As AI agents and chatbots become more common in applications, their capabilities have largely been limited to text. Lemon Slice, a company specializing in digital avatar creation, aims to integrate video into these interactions through its new diffusion model, capable of generating digital avatars from just one image.
Known as Lemon Slice-2, this model can produce a digital avatar that operates using a knowledge base, allowing it to fulfill various roles for an AI agent, such as handling customer inquiries, assisting with academic tasks, or serving as a mental health support agent.
Co-founder Lina Colucci explained, “When generative AI was emerging, my co-founders and I experimented with various video models, recognizing early on that video would evolve to be interactive. The engaging aspect of platforms such as ChatGPT stemmed from their interactivity, and we aim to bring that same interactive dimension to video.”
According to Lemon Slice, their 20-billion-parameter model can stream videos at 20 frames per second using just one GPU. The company offers this model via an API and an embeddable widget, allowing businesses to integrate it into their websites with minimal code. Once an avatar is generated, its background, style, and look can be customized at any time.
Beyond human-like representations, the company is also developing the capability to create non-human characters for diverse applications. For the voice generation of these avatars, the startup leverages ElevenLabs’ technology.
Established in 2024 by Lina Colucci, Sidney Primas, and Andrew Weitz, Lemon Slice believes its proprietary general-purpose diffusion model—a generative model that reconstructs new data by reversing a noise process learned from training data—for avatar creation will distinguish it in the market.
Colucci commented, “Current avatar solutions I’ve encountered tend to detract from the product experience. They often appear unsettling and rigid, providing a brief moment of realism before becoming ‘uncanny’ and uncomfortable upon interaction. The primary barrier to widespread avatar adoption has been their insufficient quality.”
To support this initiative, the company announced on Tuesday that it secured $10.5 million in seed funding. Key investors include Matrix Partners, Y Combinator, Dropbox CTO Arash Ferdowsi, Twitch CEO Emmett Shear, and The Chainsmokers.
The company states it has implemented safeguards to prevent unauthorized cloning of faces or voices, and it employs large language models for content moderation.
While Lemon Slice did not disclose the specific organizations utilizing its technology, it indicated that the model is being applied in various sectors such as education, language acquisition, e-commerce, and corporate training.
The startup contends with strong competition from video generation firms such as D-ID, HeyGen, and Synthesia, along with other digital avatar developers like Genies, Soul Machine, Praktika, and AvatarOS.
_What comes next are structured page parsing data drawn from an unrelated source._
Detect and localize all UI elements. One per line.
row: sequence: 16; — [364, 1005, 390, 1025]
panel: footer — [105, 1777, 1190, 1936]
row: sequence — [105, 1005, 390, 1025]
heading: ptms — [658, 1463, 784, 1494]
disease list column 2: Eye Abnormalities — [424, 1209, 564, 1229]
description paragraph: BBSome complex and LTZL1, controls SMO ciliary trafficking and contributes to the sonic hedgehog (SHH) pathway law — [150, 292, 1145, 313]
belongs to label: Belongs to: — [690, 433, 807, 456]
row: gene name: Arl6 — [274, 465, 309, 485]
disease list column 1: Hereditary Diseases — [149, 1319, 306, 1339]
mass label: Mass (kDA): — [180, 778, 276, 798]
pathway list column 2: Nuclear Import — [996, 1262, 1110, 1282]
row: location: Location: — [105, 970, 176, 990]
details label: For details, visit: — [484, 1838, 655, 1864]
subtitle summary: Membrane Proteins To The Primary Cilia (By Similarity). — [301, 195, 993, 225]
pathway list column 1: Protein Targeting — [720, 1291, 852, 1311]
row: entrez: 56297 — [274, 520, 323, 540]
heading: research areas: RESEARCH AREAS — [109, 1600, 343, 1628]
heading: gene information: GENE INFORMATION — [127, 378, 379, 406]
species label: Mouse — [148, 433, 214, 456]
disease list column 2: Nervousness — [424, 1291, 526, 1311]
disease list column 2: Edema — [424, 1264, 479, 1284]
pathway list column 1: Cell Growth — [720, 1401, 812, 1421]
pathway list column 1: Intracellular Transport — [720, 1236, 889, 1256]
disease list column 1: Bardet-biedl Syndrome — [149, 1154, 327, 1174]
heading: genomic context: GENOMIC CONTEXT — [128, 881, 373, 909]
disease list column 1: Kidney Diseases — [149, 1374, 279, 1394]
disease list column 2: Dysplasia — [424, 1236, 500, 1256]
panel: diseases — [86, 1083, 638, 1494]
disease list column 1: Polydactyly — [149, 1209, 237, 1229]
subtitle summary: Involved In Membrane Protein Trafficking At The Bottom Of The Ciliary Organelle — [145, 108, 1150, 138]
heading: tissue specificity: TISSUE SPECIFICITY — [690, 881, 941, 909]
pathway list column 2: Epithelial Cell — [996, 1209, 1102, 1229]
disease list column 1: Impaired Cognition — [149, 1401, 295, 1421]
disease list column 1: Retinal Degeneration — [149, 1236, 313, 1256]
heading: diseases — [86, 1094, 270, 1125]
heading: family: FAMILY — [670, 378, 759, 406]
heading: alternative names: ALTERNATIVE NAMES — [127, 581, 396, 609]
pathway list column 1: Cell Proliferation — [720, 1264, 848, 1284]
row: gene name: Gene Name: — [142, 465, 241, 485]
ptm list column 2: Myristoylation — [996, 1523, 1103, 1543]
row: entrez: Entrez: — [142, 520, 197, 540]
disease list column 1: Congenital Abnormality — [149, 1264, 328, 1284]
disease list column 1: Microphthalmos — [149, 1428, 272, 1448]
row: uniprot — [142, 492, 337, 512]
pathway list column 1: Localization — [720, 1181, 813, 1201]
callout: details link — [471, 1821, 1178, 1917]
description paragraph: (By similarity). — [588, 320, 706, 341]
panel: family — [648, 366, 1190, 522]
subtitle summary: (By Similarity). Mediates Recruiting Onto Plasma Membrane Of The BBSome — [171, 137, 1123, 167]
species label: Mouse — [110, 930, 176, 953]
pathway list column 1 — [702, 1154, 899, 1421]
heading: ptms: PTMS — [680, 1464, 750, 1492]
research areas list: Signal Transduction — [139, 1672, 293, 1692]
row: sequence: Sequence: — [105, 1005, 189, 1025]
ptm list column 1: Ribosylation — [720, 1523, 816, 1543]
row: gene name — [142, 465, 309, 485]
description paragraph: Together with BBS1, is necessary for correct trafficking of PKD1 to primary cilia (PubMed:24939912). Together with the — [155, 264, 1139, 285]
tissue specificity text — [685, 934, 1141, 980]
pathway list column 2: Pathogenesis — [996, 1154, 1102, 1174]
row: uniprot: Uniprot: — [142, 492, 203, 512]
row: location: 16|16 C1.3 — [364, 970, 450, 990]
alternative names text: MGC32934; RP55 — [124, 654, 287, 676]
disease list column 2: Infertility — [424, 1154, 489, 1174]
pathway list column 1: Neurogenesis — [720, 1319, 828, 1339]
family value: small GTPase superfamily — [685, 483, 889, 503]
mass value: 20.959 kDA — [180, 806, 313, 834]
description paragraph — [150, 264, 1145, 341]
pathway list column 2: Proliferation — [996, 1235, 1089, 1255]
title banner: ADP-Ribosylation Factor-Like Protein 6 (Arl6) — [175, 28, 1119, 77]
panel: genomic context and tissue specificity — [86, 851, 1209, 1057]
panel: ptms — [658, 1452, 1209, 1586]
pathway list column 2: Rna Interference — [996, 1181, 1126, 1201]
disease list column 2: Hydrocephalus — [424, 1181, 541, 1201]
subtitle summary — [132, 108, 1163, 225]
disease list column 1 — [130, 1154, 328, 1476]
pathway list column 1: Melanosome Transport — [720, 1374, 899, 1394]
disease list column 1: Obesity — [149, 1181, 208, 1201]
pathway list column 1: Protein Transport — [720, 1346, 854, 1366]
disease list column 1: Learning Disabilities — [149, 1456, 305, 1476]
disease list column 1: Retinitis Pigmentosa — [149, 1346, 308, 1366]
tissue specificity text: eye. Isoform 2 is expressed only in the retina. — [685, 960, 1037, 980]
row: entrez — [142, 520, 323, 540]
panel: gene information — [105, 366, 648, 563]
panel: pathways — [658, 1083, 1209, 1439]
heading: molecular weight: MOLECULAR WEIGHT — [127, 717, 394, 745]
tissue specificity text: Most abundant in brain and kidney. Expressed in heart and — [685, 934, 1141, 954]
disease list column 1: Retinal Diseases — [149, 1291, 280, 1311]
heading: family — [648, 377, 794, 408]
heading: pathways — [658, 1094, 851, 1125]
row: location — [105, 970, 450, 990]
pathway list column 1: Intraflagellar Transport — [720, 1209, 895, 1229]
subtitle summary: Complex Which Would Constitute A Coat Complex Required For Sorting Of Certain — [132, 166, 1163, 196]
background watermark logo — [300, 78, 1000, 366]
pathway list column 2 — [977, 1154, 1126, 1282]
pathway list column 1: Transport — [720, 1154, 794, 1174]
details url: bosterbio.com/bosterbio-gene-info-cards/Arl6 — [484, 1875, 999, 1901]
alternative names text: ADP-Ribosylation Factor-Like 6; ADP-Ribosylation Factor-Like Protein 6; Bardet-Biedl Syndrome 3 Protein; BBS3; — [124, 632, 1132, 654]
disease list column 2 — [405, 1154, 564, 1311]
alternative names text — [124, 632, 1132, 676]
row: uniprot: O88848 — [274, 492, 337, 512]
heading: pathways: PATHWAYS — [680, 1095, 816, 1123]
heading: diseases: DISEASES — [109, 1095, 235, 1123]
Ilya Sukhar, a partner at Matrix, believes avatars will prove valuable in video-centric environments, citing the preference for visual learning on platforms like YouTube over extensive text. He highlighted Lemon Slice’s technical expertise and proprietary approach as key advantages over rivals.
He elaborated, “The team is highly technical, with a proven history of delivering machine learning products, not merely demonstrations or research. While many competitors focus on niche applications or specific industries, Lemon Slice adopts the generalized “bitter lesson” scaling methodology—prioritizing data and compute—which has been successful across other AI domains.”
Jared Friedman of Y Combinator suggests that Lemon Slice’s diffusion-style model enables it to create diverse avatars, unlike some startups that concentrate solely on human-like or game-character avatars.
He stated, “I believe Lemon Slice is unique in its fundamental machine learning strategy, which has the potential to conquer the uncanny valley and pass the avatar Turing test. Their training involves a video diffusion transformer, similar to models like Veo3 or Sora. As an end-to-end general-purpose model, its potential for improvement is limitless, unlike others that plateau below photorealism. Moreover, it supports both human and non-human faces, requiring only a single image to generate a new face.”
The startup, currently employing eight individuals, intends to allocate its newly raised capital towards recruiting engineering and go-to-market personnel, as well as covering the computational expenses for model training.